Missile launchers on a council tower block, a 1,500 seat McDonalds and security conscious staff handing out plastic bags to any visitor who has a liquid, are not the kind of things I associate with being green.
However, the Games are such a mix of environmental upsides and downsides that I can’t claim to have any easy answer.
Colleagues on London Assembly committees and the Commission for a Sustainable London 2012 have both spent years scrutinising the organisers’ delivery on the green promises.
Can the world’s biggest sporting jamboree really go green in a city like London?
It all depends on how you interpret the question.
Compared to previous events, you could say that London 2012 will definitely be the greenest yet.
Sydney’s Games twelve years ago still hold the record with solar panels for 2,000 homes, wetlands for natural water recycling and recycling of 60-90% of the construction waste. Athens and Beijing never really overtook those achievements.
London 2012 almost certainly surpasses their achievements, though many of London’s most green features are a bit geeky. Our Olympic Park might not have its wind turbine, but organisers achieved much more to reduce the climate change impact of the Games by building clever, lightweight stadia with reused and recycling materials.
Just by measuring their carbon footprint and working sustainability into every decision, they leapfrogged Sydney and created a new international standard – ISO 20121 – that all major events should follow. The Commission praised this work as groundbreaking.
Another way of thinking about this “greenest games ever” tagline is from the point of view of international visitors. What will green minded sports fans from Berlin and Sydney make of London when they visit the Games?
When people travelled to Beijing the big story was the filthy air pollution, turned into thick visible smog by their unforgiving climate. The record breaking deluge of rain has so far saved us from breaching European legal limits this year, but if we do enjoy a glorious spell of summer sun, then spectators could be confronted with a smog alert similar to the one issued during the weekend of the Royal Wedding.
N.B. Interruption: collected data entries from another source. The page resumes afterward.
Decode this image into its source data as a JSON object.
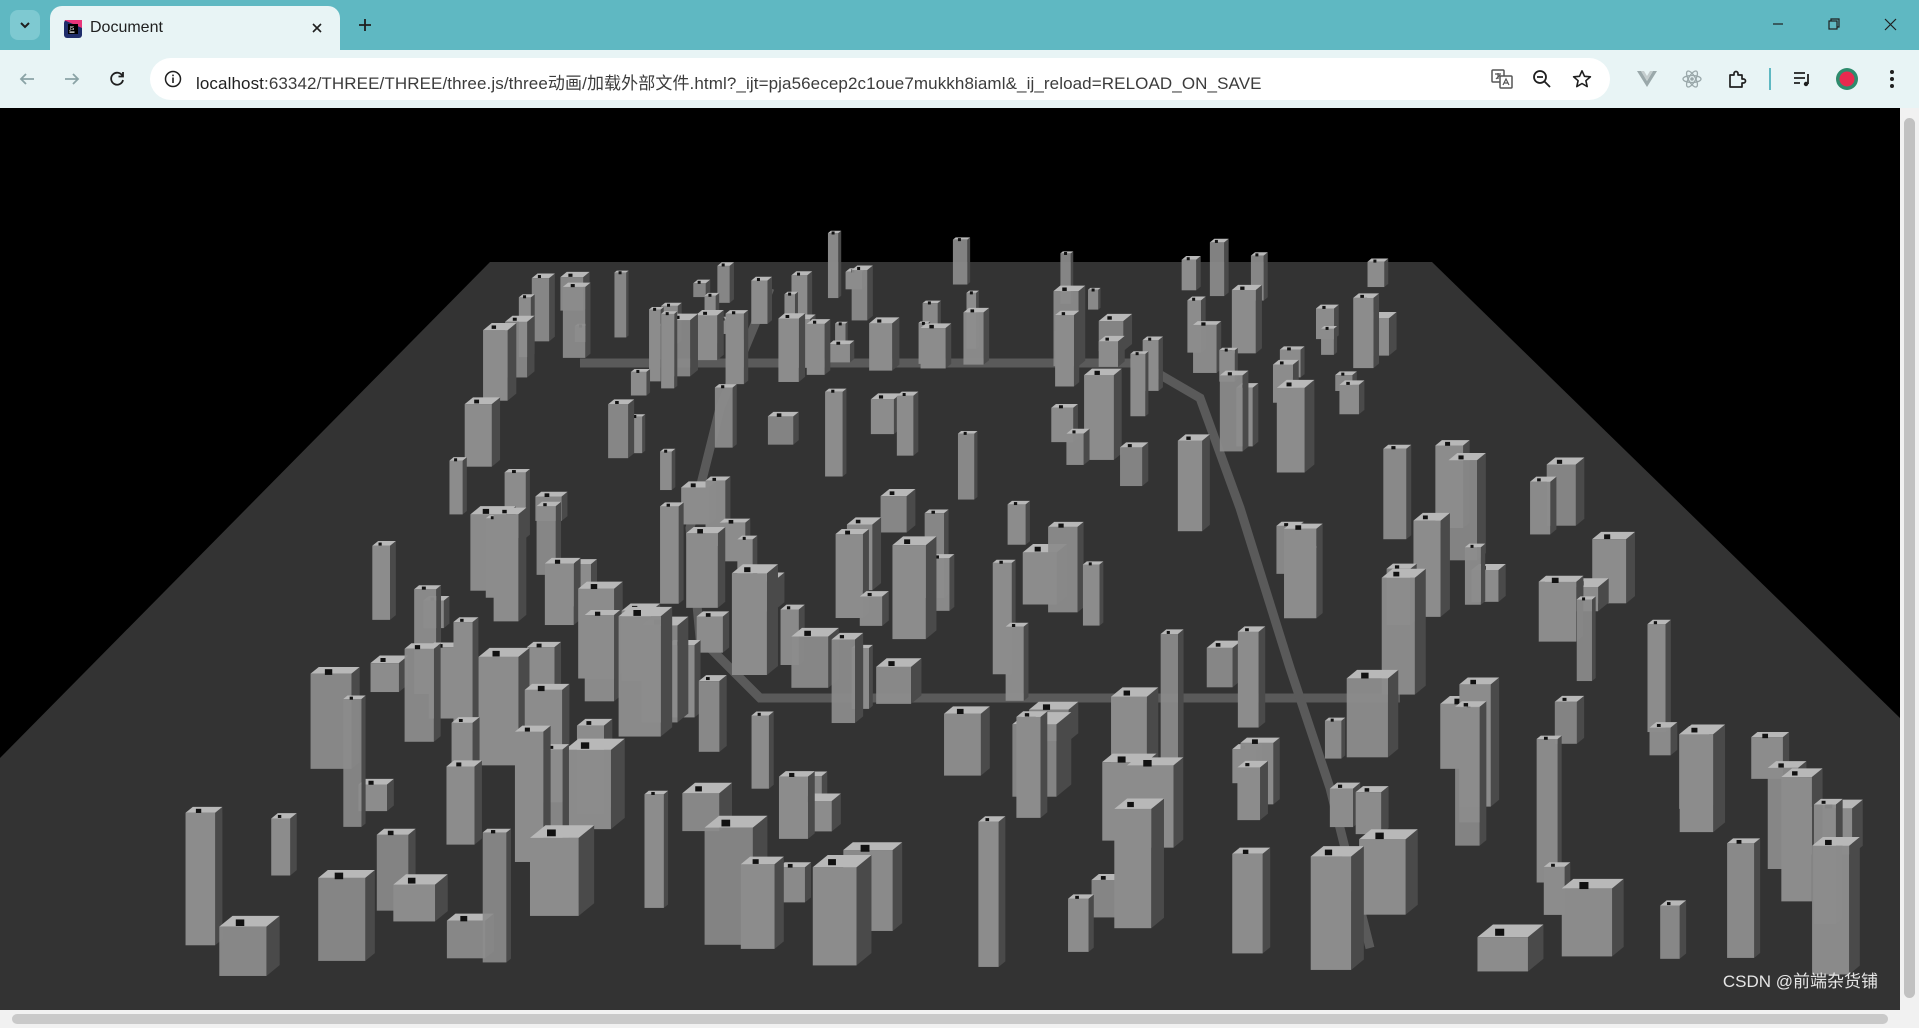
{
  "browser": {
    "tab": {
      "title": "Document",
      "favicon": "webstorm-icon"
    },
    "url_host": "localhost",
    "url_rest": ":63342/THREE/THREE/three.js/three动画/加载外部文件.html?_ijt=pja56ecep2c1oue7mukkh8iaml&_ij_reload=RELOAD_ON_SAVE",
    "accent": "#5fb8c2",
    "toolbar_bg": "#e8f4f5"
  },
  "viewport": {
    "watermark": "CSDN @前端杂货铺",
    "ground_color": "#333333",
    "building_color": "#8c8c8c"
  }
}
It caused an air pollution episode that tipped London over its annual limit for bad air days a third of the way through the year. The Olympic Route Network, designed to speed sponsors and athletes around the capital, is predicted by Transport for London (TfL) to make little difference to the problem, but much depends on whether Londoners heed the Mayor’s advice and reduce their travel during peak times.
Sports fans from the continent will hopefully arrive by train, buying Eurostar tickets when they buy their event tickets and travelling around London by public transport. But I’ve discovered that visitors stepping off the tube, Overground or DLR may well come out onto a sunny platform only to see all the lights on full blast, for want of a light switch.
At least spectators will then walk into a lovely new park, replete with 300,000 wetland plants, 2,000 native trees and, we are promised, the best possible recycling facilities. Oh yes, and the 1,500 seat McDonald’s restaurant. The organisers have done a lot to promote Fairtrade products and sustainably sourced fish, and I am assured that McDonald’s have signed up to all sorts of improved standards. They even changed their minds and responded positively to the pressure from myself and others to have free range poultry.
Of course, any fast food chain is the wrong sort of sponsor for a sporting event which aims to promote healthy lifestyles, especially amongst young people. If Disney can ban fast foods from advertising on its channel, then surely the International Olympic Committee (IOC) will follow suit by excluding them and Coca-Cola from future sponsorship contracts.
The IOC controls much of the sponsorship for the Games and the arguments over the presence of Dow & other controversial companies shows the need for a more rigorous set of ethical criteria. An approach endorsed by the London Assembly.
Most Brits will probably see a much greener park and sporting event than they’re used to, but visitors from much more environmentally conscious cities might not be so impressed.
The recycling bins on the Olympic Park raise a third question: have these games greened London? The idea was that we would get brand new waste and renewable energy facilities in east London to take all that recycling and power the Games. Sadly, the organisers have depended on firm action from the Mayor and the Government in order to deliver their promises. That action has been lacklustre at best.
The Mayor’s aspiration for a plastic bag free London by the time of the Olympics, has come to nothing. Plastic bags will be handed out at Olympic gift shops and from other vendors, which can’t be recycled in any of the Olympic Park waste facilities. Most of the waste will go to Bedfordshire for recycling, and in place of a renewable energy revolution we have 9% of the electricity from renewables and some low energy lighting rigged up to Tower Bridge.
One final thought. Are the Games essentially un-green? Even if they meet their carbon footprint reduction targets, staging the Games will still have a greater footprint than the entire population of any of the boroughs bordering the park. It works out as equivalent to a year’s carbon dioxide emissions from 320,000 Londoners.
Obvious causes spring to mind: blame spectators flying in from the other side of the world, and stadium floodlights blazing away through the night. But half the emissions actually came from building all the venues, not to mention the resource consumption. So if we wanted to keep hosting these extravagant Games every four years, the greenest option would be to tour around four or five cities that already have everything in place.
Looking to the future, a combination of IOC reform, along with a more active government and mayor transforming the city, London 2028 really could be the first green Games ever.